Learning from the Good or the Bad: Understanding the Complex Impact of Stress on Feedback-Based Learning

Stress is a physical, mental, or emotional response to events that cause bodily or mental tension. It arises from any situation or thought that makes you feel frustrated, angry, or nervous. Stress is your body’s way of responding to any kind of demand or threat. When faced with a challenge or danger, the body kicks into gear, flooding the body with hormones that elevate heart rate, increase blood pressure, boost energy, and prepare it to deal with the problem. Stress has profound implications on both behavioral and health outcomes. It’s associated with various detrimental effects including cardiovascular diseases and mental disorders. Feedback-based learning, integral to everyday functioning, involves decision-making based on previous positive or negative feedback. Previous research has highlighted that stress can affect feedback processing through the activation of the hypothalamic–pituitary–adrenal axis and changes in neural activities, particularly in areas such as the prefrontal cortex and striatal circuits. Under stress, individuals might respond better to positive feedback. Stress narrows focus, and positive reinforcement can help in directing this focused attention towards beneficial learning behaviors. Conversely, stress may make individuals more sensitive to negative feedback. This heightened sensitivity can either lead to a more careful and adjusted approach to learning or cause discouragement and avoidance behaviors, depending on the individual’s coping mechanisms and resilience. A new study published in the Journal Brain Sciences, Assistant Professor Xiao Yang from Old Dominion University in collaboration with PhD candidate Brittany Nackley, and Professor Bruce Friedman from Virginia Polytechnic Institute and State University, conducted a laboratory experiment to investigate how different types of stress affect feedback-based learning. Their primary aim was to differentiate between the impacts of physical and psychosocial stressors on this type of learning.

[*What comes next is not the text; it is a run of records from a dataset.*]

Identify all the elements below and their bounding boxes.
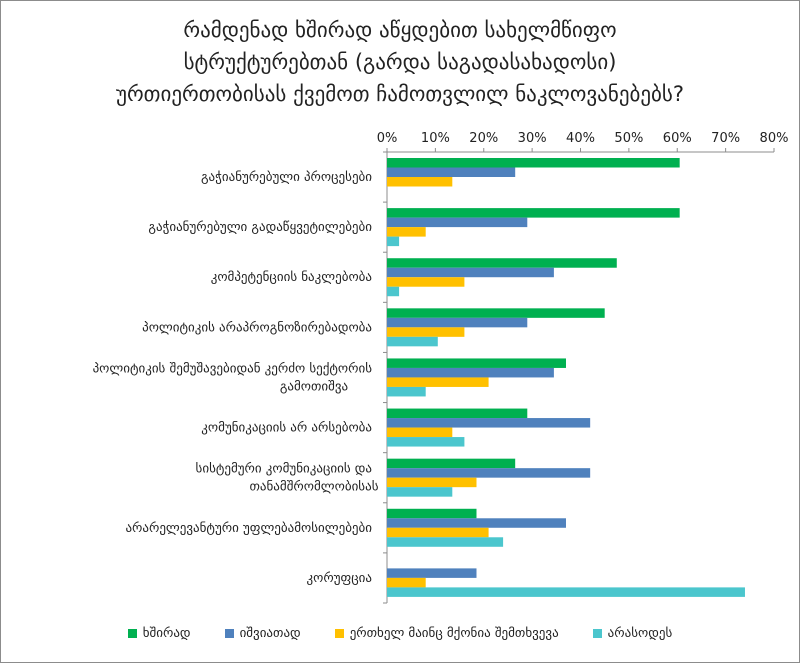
- legend-label: ერთხელ მაინც მქონია შემთხვევა: [349, 626, 559, 641]
- chart-title-line-3: ურთიერთობისას ქვემოთ ჩამოთვლილ ნაკლოვანე…: [115, 82, 684, 106]
- bar: [387, 437, 465, 447]
- bar: [387, 527, 489, 538]
- bar: [387, 487, 453, 497]
- bar: [387, 418, 591, 428]
- bar: [387, 336, 438, 347]
- bar: [387, 468, 591, 478]
- bar: [387, 537, 504, 547]
- legend-label: არასოდეს: [607, 626, 673, 641]
- chart-legend: ხშირად იშვიათად ერთხელ მაინც მქონია შემთხვ…: [0, 626, 800, 641]
- bar: [387, 458, 516, 469]
- category-label: კომპეტენციის ნაკლებობა: [211, 270, 372, 285]
- category-label: გაჭიანურებული პროცესები: [201, 170, 372, 185]
- x-tick-label: 30%: [518, 131, 547, 146]
- bar: [387, 377, 489, 387]
- category-label: კორუფცია: [307, 571, 372, 586]
- category-label: პოლიტიკის არაპროგნოზირებადობა: [142, 320, 372, 335]
- bar: [387, 386, 426, 397]
- x-tick-label: 80%: [760, 131, 789, 146]
- category-label: არარელევანტური უფლებამოსილებები: [125, 521, 372, 536]
- bar: [387, 427, 453, 438]
- bar: [387, 317, 528, 328]
- bar: [387, 286, 400, 297]
- bar: [387, 518, 566, 528]
- bar: [387, 277, 465, 287]
- legend-item: არასოდეს: [592, 626, 673, 641]
- bar: [387, 367, 554, 378]
- bar: [387, 267, 554, 278]
- x-tick-label: 70%: [711, 131, 740, 146]
- bar: [387, 477, 477, 488]
- bar: [387, 508, 477, 519]
- bar: [387, 227, 426, 237]
- bar: [387, 236, 400, 247]
- x-tick-label: 50%: [614, 131, 643, 146]
- category-label: გამოთიშვა: [280, 379, 348, 394]
- bar: [387, 408, 528, 419]
- bar: [387, 577, 426, 588]
- bar: [387, 587, 745, 597]
- legend-swatch: [334, 629, 344, 638]
- bar: [387, 308, 605, 318]
- category-label: გაჭიანურებული გადაწყვეტილებები: [148, 220, 372, 235]
- legend-label: იშვიათად: [239, 626, 301, 641]
- chart-title: რამდენად ხშირად აწყდებით სახელმწიფო სტრუ…: [40, 14, 760, 110]
- chart-title-line-1: რამდენად ხშირად აწყდებით სახელმწიფო: [183, 18, 617, 42]
- x-tick-label: 10%: [421, 131, 450, 146]
- legend-item: ერთხელ მაინც მქონია შემთხვევა: [334, 626, 559, 641]
- chart-title-line-2: სტრუქტურებთან (გარდა საგადასახადოსი): [183, 50, 617, 74]
- category-label: პოლიტიკის შემუშავებიდან კერძო სექტორის: [93, 361, 373, 376]
- category-label: თანამშრომლობისას: [250, 480, 379, 495]
- category-label: სისტემური კომუნიკაციის და: [196, 462, 372, 477]
- bar: [387, 167, 516, 177]
- x-tick-label: 60%: [663, 131, 692, 146]
- bar: [387, 258, 617, 268]
- legend-item: ხშირად: [127, 626, 191, 641]
- legend-swatch: [224, 629, 234, 638]
- category-label: კომუნიკაციის არ არსებობა: [201, 421, 372, 436]
- bar: [387, 177, 453, 187]
- bar: [387, 208, 680, 218]
- legend-swatch: [127, 629, 137, 638]
- bar: [387, 158, 680, 168]
- bar: [387, 217, 528, 228]
- x-tick-label: 40%: [566, 131, 595, 146]
- bar: [387, 358, 566, 368]
- bar: [387, 568, 477, 578]
- legend-item: იშვიათად: [224, 626, 301, 641]
- x-tick-label: 20%: [469, 131, 498, 146]
- bar: [387, 327, 465, 337]
- x-tick-label: 0%: [377, 131, 398, 146]
- legend-label: ხშირად: [142, 626, 191, 641]
- legend-swatch: [592, 629, 602, 638]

The team recruited 96 participants, mostly college students, and divided them into two groups. Each group was subjected to a different type of stressor: one group underwent a physical stressor (Cold Pressor Task, CPT), where in this task, participants immersed their foot in cold water, creating a physical stress response and the other faced a psychosocial stressor (Mental Arithmetic Task, MAT) where this task involved performing a challenging mental arithmetic exercise in a socially evaluative context, inducing psychosocial stress. The team measured electrocardiography and blood pressure to assess Cardiovascular Reactivity (CVR) as a physiological indicator of the stress response. Moreover, participants rated their emotional response to the stressors. Before and after the stressors, participants engaged in a probabilistic learning task, which measured their ability to learn from positive and negative feedback. Indeed, using a between-group pretest–posttest design, it effectively distinguishes between physical (cold pressor task) and psychosocial (mental arithmetic task) stressors. The use of cardiovascular indices and self-rated valence as stress response metrics offers a novel lens through which to view stressor impacts.

The authors found no significant difference in the impact of physical (CPT) and psychosocial (MAT) stressors on feedback-based learning. This suggests that the type of stressor may not be as critical in determining its impact on this kind of learning. Interestingly, CVR and the emotional valence of the stressors did influence learning outcomes, but differently. Higher CVR was associated with improved accuracy in tasks involving positive feedback (Go accuracy), while the emotional valence of the stressors influenced tasks involving negative feedback (No-go accuracy). These findings suggest that the relationship between stress and learning is multifaceted. Both physiological responses (like CVR) and psychological factors (such as emotional reactions to stress) play a role in how stress affects learning. This highlights the need to consider multiple pathways through which stress can modulate cognitive processes.

One of the critical findings of the study is that while the effects of physical and psychosocial stressors on feedback processing were not significantly different, CVR and emotional valence influenced learning outcomes. This finding highlights the multifaceted nature of stress and its impact on learning, suggesting that stress-modulated feedback-based learning involves multiple pathways. The link between CVR and reward sensitivity, in particular, opens new avenues for understanding the physiological basis of stress impacts on cognitive processes. The researchers’ findings have significant clinical implications because it teaches us how stress affects learning and decision-making, which is important for addressing mental health issues and aging-related cognitive decline.